Hi all,
I seem to be have problems with Tophat2 or HT-seq counts. I am visualizing the tophat BAM file using Tablet. The trouble is, there seems to be reads aligning to this specific gene (spi-c, zebrafish, reverse strand) however HT-seq counts (using stranded = reverse) is counting 0 reads for this gene. If i use stranded = yes, HT-seq counts is giving me a count of 35. I am confused because this is a dUTP library so stranded=reverse should be used. Does this mean that HT-seq counts cannot count genes found on the compliment strand? Here is a picture of the accepted hits for this gene http://imgur.com/a/i6jIe
Thanks in advance,
Could you add the full command you used for htseq count?
I am using the galaxy version of HT-seq Count. Here is the Job Command Line
samtools sort -n "/galaxylab/production/new/galaxy/database/files/000/dataset_392.dat" "name_sorted_alignment" && htseq-count --mode=union --stranded=reverse --minaqual=10 --type="exon" --idattr="gene_id" --order=name --format=bam name_sorted_alignment.bam "/galaxylab/production/new/galaxy/database/files/000/dataset_110.dat" | awk '{if ($1 ~ "no_feature|ambiguous|too_low_aQual|not_aligned|alignment_not_unique") print $0 | "cat 1>&2"; else print $0}' > /galaxylab/production/new/galaxy/database/files/008/dataset_8356.dat 2>/galaxylab/production/new/galaxy/database/files/008/dataset_8357.dat
Aren't there also many intronic reads in your screenshot? Since you are counting reads overlapping with exons....

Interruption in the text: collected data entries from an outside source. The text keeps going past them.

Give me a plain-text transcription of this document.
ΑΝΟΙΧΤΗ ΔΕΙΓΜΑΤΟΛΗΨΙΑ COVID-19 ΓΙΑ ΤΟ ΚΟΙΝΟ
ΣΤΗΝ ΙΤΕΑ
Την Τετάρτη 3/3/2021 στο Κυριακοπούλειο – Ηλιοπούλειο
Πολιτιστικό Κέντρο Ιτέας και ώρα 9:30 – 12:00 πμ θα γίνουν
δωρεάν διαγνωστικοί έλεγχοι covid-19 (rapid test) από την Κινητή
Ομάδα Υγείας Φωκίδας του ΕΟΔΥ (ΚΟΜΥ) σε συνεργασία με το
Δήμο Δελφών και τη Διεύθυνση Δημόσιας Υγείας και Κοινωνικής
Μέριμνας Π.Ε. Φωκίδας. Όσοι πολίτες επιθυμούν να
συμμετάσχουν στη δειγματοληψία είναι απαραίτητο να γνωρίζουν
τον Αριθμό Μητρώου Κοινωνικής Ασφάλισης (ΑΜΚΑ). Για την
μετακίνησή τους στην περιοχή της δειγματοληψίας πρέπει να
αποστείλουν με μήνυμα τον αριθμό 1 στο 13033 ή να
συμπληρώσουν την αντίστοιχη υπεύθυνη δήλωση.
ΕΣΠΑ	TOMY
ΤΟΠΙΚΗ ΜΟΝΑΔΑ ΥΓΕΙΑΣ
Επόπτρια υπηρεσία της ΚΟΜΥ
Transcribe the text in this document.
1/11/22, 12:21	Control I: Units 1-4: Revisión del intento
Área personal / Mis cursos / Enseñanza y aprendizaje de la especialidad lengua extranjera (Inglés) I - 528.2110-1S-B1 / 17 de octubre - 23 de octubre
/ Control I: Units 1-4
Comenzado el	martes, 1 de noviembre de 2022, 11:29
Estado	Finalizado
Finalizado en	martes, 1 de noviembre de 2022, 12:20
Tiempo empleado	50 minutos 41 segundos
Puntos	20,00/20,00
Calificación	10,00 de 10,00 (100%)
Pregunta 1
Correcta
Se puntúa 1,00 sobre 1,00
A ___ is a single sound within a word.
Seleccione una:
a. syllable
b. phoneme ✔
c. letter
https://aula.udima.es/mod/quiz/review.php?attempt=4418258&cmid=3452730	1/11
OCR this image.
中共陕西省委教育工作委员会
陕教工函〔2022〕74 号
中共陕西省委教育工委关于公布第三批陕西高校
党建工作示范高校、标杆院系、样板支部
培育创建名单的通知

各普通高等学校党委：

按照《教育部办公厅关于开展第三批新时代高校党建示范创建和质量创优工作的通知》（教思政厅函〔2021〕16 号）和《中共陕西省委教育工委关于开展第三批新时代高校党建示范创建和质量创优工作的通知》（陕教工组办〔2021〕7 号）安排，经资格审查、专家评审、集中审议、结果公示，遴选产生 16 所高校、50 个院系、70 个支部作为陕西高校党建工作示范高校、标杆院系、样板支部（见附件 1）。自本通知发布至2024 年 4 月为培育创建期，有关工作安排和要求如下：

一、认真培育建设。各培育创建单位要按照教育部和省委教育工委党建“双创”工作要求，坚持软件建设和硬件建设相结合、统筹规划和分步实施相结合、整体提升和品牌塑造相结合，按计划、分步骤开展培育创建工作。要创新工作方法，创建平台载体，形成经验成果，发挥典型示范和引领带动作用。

Yeah, I notice that also. But I also see reads aligning to exons, therefore stranded = reverse should be giving some counts correct? Unless all these reads are being labelled as ambiguous due to overlapping another gene on the other strand?
Looks like you are using
mode=union
for the HTSeq-count. Different modes are described on the htseq-count help page here. As you suspect when a read overlaps two genes it is considered ambiguous inunion
mode.Looking through, I know that Union is the mode I need. However how can I visualize if these reads are are overlapping 2 genes?
Did you run tophat with
--fr-firststrand
option since you have a dUTP library?I already tried that, but its doesn't make a difference. I think I read somewhere that the --fr firststrand in tophat only edits XS flags?
If you have a stranded library then reads that are mapping to the correct strand should be ones that are counted. If you want to count every read that is mapped then you could say your library is non-stranded.
In tablet, how can I tell which strand a read pair is mapping to? The odd thing is that for other genes on the reverse strand, HT-seq count seems to be counting them.